The effect is that a passive emerging-markets allocation leans toward the established part of these economies, the large banks, commodity producers, incumbent telecoms, and export manufacturers, while under-representing the entrepreneurial growth segment built by founders who listed abroad. An investor who buys a broad emerging-markets fund expecting to own “emerging markets” is, in practice, owning a version tilted away from its most dynamic companies. Because each new generation of founders tends to follow the same US-listing playbook, the gap is more likely to widen than to close.
The performance record
The companies excluded by this methodology have produced a wide range of outcomes, which is itself part of the point.

Measured from each company’s IPO, a $10,000 investment in MercadoLibre at its first traded price would be worth about $608,700 today, and the same amount in Sea would be worth about $53,700. The three emerging-markets index funds returned roughly $22,000 to $26,000 over the same periods. Coupang shows the other side of the distribution: $10,000 became about $3,600, a loss that index investors avoided.
What it means for a portfolio
The practical implication is straightforward. Exposure to these businesses has to be added deliberately, because no broad emerging-markets index will provide it.

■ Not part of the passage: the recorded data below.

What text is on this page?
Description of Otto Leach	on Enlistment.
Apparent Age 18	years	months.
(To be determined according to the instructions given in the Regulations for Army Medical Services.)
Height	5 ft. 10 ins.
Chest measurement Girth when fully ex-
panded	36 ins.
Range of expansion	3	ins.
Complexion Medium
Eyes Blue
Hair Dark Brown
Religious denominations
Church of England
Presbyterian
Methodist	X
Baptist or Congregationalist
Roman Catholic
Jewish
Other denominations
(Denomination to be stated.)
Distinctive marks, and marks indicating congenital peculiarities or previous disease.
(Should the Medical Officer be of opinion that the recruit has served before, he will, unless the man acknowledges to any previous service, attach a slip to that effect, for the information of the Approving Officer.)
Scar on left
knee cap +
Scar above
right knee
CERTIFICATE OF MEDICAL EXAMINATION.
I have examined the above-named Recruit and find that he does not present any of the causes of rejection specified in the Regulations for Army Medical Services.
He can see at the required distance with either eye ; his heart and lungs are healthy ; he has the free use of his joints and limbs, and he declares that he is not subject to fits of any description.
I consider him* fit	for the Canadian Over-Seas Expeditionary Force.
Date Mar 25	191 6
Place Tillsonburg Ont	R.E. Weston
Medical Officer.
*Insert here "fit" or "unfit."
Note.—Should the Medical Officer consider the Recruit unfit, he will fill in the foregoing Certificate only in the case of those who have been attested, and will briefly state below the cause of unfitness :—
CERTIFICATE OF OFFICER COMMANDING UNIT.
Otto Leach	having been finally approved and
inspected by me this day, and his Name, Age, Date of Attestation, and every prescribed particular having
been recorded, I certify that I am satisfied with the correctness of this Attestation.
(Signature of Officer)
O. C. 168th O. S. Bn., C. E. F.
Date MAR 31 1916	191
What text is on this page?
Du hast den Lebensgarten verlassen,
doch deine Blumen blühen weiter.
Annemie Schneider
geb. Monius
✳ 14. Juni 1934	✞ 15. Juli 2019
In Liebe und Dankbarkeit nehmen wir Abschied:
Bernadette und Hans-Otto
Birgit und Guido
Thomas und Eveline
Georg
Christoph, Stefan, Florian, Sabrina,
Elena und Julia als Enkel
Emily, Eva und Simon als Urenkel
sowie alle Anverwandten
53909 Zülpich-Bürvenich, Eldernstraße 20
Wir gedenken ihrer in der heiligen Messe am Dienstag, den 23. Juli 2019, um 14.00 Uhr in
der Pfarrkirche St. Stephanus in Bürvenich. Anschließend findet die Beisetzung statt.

For a portfolio meant to capture the emerging-market consumer and technology theme, the gap is worth identifying explicitly, sizing as an active decision, and evaluating on the fundamentals of each company rather than leaving it to a classification rule written for a different purpose.
Understanding what an index excludes, and why, is a prerequisite for deciding whether that exclusion is one you would choose.
QuantWealth Advisors LLC is a registered investment adviser. This material is for informational and educational purposes only, reflects opinions as of the date of publication, and is not investment, legal, or tax advice or a recommendation to buy or sell any security. Past performance does not guarantee future results. Index membership and fund holdings are as of June 2026 and are subject to change. The firm and its clients may hold positions in the securities discussed.